Wolfenstein II: The New Colossus also looks and sounds fantastic. Character models and their animations are packed with personality and life, bullets and gore spray through the air, covering every surface they come in contact with, and environments are bleak, dystopian, and breaktaking. Whether you’re traversing the ruins of Manhattan, climbing a Nazi superstructure, or taking a light jog on the surface of Venus, you’ll find beauty and horror in equal measure along the way. In terms of sound design, The New Colossus nails their Dickensian aesthetic. Frantic electronic music plays over the sound of gunfire, explosions and Nazis shouting in German, while the protagonist emotionally mumbles nihilistic poetry. However, I did encounter occasional audio glitches, wherein the audio from the music or sound effects would disappear for a second or two without cause. I didn’t happen very often during my playthrough, but it certainly pulled me out of the experience, and pumped the brakes on an otherwise stellar feast for the ears.
There are some minor issues with Wolfenstein II’s game design that made me scratch my head, though.
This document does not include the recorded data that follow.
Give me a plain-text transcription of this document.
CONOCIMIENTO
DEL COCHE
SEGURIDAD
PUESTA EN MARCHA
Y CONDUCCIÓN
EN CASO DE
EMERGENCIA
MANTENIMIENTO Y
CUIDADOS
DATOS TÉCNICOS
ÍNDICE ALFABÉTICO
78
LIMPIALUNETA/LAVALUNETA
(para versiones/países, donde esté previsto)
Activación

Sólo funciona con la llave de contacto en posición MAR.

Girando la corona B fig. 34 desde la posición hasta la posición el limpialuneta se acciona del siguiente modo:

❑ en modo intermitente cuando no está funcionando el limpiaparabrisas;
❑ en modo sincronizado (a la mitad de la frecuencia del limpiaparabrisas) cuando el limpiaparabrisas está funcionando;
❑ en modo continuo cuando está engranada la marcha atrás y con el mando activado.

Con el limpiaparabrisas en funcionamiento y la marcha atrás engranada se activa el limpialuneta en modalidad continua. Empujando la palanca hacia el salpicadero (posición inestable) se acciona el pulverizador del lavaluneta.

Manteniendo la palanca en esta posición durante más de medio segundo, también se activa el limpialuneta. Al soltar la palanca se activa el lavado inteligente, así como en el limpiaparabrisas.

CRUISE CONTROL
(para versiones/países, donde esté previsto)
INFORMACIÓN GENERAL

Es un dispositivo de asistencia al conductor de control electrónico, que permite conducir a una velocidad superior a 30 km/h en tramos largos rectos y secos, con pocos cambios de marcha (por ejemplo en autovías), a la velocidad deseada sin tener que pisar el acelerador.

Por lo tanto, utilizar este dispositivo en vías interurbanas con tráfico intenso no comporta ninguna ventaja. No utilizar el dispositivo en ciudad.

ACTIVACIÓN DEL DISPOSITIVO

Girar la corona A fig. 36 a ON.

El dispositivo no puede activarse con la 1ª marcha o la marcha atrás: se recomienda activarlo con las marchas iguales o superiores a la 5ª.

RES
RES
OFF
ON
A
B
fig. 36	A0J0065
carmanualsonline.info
For instance, while gameplay is incredibly fast-paced and intentionally immoderate, I found myself stopping to look at the ground for ammo, armor, and health kits all the time. Though, most times you pick up these consumables automatically by walking over them, I found this system to be somewhat inconsistent, giving me cause to backtrack and repeatedly tap the A button until I’d restored my reserves. The Wolfenstein II: The New Colossus also features side quests, which amount to short bounty hunts for Nazi officers. Though these are nice additions, they require a currency to unlock that wasn’t abundant enough for me to unlock all of them without grinding. And the side-missions themselves have you revisit areas that you’ve already been to in the main campaign, and re-murdering your way through the area. In most cases, the only changes for these quests are that you travel backwards through the level, and enemies are placed in different locations.
Wolfenstein II: The New Colossus
In 2014 MachineGames made a statement with Wolfenstein: The New Order. Now, with Wolfenstein II: The New Colossus, they’ve written their manifesto. It’s easily one of the best games you’ll play all year.